NEW YORK, Feb. 19 (UPI) -- Across the Northeast, city and state transportation officials say they're running out of deicing salt, their stockpiles depleted by the recent barrage of winter storms.

With road crews in Connecticut, New York, New Jersey, Pennsylvania and elsewhere having to prepare for storm after storm, commercial salt producers and shippers simply haven't been able to keep up.


"A lot of the counties and municipalities are out of salt," Jim Simpson, commissioner of the New Jersey Department of Transportation, told reporters Monday. "If we have one more storm, New Jersey is going to have to close its interstates."

Simpson says the state is waiting on a 40,000-ton shipment of rock salt. The ship it's sitting on is stalled in Searsport, Maine, unable to make the trek south to Port Newark because the 1920 Maritime Act forbids non-American ships from carrying a load from one domestic port to another -- a remnant of early 20th century protectionism. Simpson's department has been unsuccessful in lobbying federal officials for a waiver to allow the ship to move southward.

The salt shortage and mounting snow accumulations have moved Connecticut Gov. Dannel P. Malloy and New York Gov. Andrew Cuomo to declare states of emergency in recent weeks. In Pennsylvania, Pittsburgh officials say new salt shipments have begun to trickle in, but that they're still well short.


"Typically, in a storm like this, we like to have 3,000 tons.

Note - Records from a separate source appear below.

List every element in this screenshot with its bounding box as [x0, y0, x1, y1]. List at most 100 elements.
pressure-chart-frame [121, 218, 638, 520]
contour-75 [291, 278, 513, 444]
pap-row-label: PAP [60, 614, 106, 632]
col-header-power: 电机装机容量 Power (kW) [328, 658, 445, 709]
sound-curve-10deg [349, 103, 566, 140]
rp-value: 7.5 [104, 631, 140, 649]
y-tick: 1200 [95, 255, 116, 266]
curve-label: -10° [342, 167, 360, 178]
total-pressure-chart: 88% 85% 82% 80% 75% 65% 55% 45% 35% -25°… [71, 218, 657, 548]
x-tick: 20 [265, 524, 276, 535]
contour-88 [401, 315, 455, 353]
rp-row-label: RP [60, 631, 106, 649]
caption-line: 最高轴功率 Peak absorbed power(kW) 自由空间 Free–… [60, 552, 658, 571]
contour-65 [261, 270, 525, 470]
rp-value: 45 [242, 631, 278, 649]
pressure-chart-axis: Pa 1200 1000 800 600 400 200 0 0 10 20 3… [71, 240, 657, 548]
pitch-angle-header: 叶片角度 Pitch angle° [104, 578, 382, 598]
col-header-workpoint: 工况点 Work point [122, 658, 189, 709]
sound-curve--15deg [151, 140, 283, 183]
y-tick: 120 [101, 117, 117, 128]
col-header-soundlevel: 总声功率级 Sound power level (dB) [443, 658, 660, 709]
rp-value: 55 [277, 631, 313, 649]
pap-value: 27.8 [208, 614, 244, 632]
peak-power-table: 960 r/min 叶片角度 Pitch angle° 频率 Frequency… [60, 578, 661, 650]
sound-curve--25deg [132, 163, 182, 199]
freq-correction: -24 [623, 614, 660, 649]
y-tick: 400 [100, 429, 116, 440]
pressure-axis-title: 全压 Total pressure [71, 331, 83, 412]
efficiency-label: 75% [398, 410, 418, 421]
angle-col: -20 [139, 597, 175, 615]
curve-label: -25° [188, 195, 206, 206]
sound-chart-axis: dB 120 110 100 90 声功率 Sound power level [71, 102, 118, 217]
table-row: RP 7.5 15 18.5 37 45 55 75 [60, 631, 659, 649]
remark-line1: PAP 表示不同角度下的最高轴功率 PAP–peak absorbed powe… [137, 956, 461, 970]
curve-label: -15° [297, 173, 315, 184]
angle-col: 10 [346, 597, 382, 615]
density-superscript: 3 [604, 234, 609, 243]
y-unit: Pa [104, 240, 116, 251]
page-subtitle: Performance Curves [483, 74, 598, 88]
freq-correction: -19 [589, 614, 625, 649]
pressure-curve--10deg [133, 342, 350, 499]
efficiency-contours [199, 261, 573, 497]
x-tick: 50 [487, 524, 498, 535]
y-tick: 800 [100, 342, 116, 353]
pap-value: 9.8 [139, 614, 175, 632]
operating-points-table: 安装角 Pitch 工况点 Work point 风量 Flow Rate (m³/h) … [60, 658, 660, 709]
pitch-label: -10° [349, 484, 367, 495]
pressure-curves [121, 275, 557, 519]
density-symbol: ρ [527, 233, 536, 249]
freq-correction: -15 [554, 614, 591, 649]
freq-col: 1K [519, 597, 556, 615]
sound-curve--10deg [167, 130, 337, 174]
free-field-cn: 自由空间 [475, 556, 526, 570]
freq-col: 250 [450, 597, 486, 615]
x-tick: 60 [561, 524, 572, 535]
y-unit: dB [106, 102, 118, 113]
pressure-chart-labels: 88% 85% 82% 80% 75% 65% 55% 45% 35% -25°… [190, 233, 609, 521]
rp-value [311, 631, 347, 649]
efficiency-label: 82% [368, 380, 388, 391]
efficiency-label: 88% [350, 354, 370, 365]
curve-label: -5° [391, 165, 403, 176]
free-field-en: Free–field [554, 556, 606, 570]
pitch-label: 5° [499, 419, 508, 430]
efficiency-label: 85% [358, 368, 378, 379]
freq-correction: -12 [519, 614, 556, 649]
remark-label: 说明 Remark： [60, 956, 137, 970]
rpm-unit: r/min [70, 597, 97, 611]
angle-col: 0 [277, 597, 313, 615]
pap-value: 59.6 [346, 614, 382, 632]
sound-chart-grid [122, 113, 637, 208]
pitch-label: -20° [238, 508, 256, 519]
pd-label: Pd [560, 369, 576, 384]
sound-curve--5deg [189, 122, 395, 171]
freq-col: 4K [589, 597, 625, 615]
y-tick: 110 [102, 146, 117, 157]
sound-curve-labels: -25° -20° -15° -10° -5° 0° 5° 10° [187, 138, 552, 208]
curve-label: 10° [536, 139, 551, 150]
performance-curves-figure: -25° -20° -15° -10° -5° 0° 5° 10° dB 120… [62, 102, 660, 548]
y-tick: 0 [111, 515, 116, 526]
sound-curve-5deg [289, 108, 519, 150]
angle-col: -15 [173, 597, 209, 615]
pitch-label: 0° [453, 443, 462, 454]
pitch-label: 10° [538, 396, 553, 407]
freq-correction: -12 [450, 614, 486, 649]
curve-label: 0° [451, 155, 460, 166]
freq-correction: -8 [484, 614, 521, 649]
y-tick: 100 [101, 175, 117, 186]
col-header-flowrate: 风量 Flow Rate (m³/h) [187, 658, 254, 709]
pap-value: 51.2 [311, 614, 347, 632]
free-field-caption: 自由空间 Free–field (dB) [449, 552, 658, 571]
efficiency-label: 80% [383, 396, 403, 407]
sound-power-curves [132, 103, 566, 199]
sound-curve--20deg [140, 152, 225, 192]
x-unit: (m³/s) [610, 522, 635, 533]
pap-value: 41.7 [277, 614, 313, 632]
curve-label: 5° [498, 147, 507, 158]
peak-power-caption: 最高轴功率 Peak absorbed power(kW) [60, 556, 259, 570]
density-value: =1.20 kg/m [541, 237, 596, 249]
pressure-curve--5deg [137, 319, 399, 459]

We’re working with one-third of what we’d like to have, but we’re going to have to make it work,” Pittsburgh’s Chief Operations Officer Guy Costa told CBS after 1,000 tons of salt arrived Monday.

American Rock Salt, a chief supplier of deicing salt, said in a statement that it's working around the clock to solve the salt crisis -- and is currently unable to respond to media inquiries. "We have been coordinating efforts with local and state governmental officials and agencies throughout this winter's storm activities to maintain public safety to the extent feasible,” the company said.